Imaginemos que estamos en la sala de espera de un médico tan competente que sabemos con total seguridad que pondrá fin a nuestra enfermedad con el oportuno tratamiento. No podremos ponderar nuestra impaciencia por que nos llegue el turno de ver a este médico tan excelente.
Ello es un pálido reflejo de la impaciencia santa de las benditas almas que esperan en el Purgatorio el momento en que el médico celeste les revelará su rostro. Saben con seguridad que Él remediará todas sus dolencias.
Las ánimas del Purgatorio ya aman a Dios y a sus hermanos, son almas benditas. Pero su amor tiene impurezas, la ganga de un mineral ya precioso. Si su amor es deficitario serán purificadas por el mismo amor. La Tradición nos habla de un fuego purificador (Catecismo, 1031). “Estas llamas no son sino un incendio de amor. Purifican abrasando a las almas en el amor. Comunican el Amor, porque cuando el alma llega a alcanzar en ellas aquel grado al que no llegó en la Tierra, viene a quedar libre y se une al Amor en el Cielo” (María Valtorta, “Cuadernos de 1943”, págs. 432 y ss.).

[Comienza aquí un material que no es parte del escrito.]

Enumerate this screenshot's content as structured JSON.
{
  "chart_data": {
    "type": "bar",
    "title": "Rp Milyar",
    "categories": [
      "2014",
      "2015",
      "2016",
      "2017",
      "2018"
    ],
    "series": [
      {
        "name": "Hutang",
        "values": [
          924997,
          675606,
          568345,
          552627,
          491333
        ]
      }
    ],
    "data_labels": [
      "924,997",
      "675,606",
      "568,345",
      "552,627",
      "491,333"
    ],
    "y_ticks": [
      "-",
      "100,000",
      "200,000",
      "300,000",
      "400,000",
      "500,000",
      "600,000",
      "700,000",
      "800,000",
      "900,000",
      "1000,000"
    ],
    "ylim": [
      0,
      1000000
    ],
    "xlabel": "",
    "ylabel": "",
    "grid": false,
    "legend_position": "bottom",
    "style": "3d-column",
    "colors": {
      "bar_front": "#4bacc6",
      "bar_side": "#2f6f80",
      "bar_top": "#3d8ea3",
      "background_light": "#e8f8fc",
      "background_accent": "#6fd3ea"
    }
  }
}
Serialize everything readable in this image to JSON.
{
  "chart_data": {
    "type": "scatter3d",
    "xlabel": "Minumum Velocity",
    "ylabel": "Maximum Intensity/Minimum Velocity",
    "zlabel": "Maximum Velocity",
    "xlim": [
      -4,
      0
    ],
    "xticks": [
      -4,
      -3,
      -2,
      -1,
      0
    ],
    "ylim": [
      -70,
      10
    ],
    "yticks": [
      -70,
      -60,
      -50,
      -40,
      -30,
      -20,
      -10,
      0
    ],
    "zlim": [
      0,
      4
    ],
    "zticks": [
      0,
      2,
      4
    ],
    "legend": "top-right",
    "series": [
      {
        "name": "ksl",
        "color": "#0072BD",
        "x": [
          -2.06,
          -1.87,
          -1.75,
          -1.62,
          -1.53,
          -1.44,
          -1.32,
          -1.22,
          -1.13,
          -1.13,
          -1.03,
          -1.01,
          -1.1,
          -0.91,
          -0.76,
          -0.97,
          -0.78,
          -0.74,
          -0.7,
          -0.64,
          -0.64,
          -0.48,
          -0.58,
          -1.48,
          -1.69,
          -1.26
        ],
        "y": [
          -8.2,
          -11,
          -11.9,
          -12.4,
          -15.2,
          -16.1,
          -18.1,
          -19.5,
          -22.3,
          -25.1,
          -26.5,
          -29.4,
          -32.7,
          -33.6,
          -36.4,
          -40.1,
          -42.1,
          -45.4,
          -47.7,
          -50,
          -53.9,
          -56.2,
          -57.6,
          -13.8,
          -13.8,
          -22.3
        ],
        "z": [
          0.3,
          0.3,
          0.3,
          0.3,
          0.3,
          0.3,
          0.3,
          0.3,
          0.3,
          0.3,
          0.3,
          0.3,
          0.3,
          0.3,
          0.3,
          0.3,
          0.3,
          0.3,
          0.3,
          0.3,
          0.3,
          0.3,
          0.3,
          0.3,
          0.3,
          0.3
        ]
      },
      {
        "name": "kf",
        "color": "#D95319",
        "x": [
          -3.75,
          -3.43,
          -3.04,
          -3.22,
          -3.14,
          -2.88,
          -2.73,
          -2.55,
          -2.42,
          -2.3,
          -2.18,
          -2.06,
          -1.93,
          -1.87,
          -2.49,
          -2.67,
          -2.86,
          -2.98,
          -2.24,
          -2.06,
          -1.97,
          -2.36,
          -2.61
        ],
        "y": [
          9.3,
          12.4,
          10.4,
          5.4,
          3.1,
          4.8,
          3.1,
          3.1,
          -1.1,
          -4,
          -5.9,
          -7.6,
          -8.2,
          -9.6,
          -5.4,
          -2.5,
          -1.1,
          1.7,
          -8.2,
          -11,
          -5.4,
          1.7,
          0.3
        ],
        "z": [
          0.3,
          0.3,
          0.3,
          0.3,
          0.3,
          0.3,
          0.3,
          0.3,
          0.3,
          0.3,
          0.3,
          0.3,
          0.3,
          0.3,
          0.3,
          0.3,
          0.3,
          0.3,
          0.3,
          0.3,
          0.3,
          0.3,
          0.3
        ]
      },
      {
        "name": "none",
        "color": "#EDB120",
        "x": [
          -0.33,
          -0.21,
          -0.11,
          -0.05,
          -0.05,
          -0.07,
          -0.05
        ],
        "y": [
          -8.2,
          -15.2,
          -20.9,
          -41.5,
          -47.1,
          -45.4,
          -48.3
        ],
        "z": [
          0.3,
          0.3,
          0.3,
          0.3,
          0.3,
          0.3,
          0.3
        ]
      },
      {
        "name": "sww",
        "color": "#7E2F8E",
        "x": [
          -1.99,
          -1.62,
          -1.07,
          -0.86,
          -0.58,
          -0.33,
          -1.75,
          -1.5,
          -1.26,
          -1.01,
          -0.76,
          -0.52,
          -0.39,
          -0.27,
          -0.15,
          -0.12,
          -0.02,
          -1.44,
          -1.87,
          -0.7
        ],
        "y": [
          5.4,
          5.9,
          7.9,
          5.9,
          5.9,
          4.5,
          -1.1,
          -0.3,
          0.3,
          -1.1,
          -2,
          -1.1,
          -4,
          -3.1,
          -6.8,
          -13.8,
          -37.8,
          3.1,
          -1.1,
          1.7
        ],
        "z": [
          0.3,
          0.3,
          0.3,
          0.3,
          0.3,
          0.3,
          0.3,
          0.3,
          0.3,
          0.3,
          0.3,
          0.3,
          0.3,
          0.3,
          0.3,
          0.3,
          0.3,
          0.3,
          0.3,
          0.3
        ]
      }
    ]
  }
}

Estas llamas de amor duelen, pero cuando el ardor del amor vuelva a las almas incandescentes se convierten en el frescor de la caridad perfecta (cfr. Daniel 3, 49-50), en el amor sin límites, en el Cielo en que no cabe ningún dolor. Son un misericordioso laboratorio que lleva a las almas al grado de santidad querido por Dios, de que gozarán por toda la eternidad.
Las benditas almas penantes están seguras de su salvación: “Los que mueren en la gracia y la amistad de Dios, pero imperfectamente purificadas, aunque están seguras de su eterna salvación, sufren después de su muerte una purificación a fin de obtener la santidad necesaria para entrar en la alegría del Cielo” (Catecismo, nº 1030).
Esta seguridad de su salvación les da una inmensa paz en medio de sus sufrimientos: Las almas del Purgatorio tienen a la vez “gran felicidad y gran pena, y la una no disminuye la otra” (Santa Catalina de Génova, “Tratado sobre el Purgatorio”, cap. 12) y “el Amor divino (…) les confiere una paz inimaginable, a pesar de que ésta no disminuye en nada sus sufrimientos” (Ibídem)
A estas almas en dolorosa espera les podemos aliviar sus sufrimientos y abreviar su espera con nuestra oración y sacrificios. Pasó su vida mortal y no pueden merecer para sí mismas. Y sólo son ayudadas por nosotros. La oración más valiosa es la Santa Misa. Hay, por otra parte, oraciones y actos que gozan de especial eficacia para aliviar a nuestros difuntos. Se trata de las indulgencias. Por ejemplo, un rosario rezado ante el Santísimo tiene indulgencia plenaria, es decir, y siempre si es voluntad de Dios, libera al alma por quien oramos de las penas del Purgatorio.
La existencia del Purgatorio es de fe, como atestiguan los concilios de Florencia, Lyon II y Trento. En la Biblia se alude a él, más o menos veladamente (2 Macabeos 13, 9; Zacarías 13, 9; Lucas 12, 58-59; Mateo 12, 32; 1Cor 3, 13-15; etc.). Y terminemos diciendo que, si bien las almas penantes no pueden merecer para sí mismas, si pueden interceder por los demás, pues son almas en gracia y muy amadas por Nuestro Señor, y podemos pedirles con fe favores.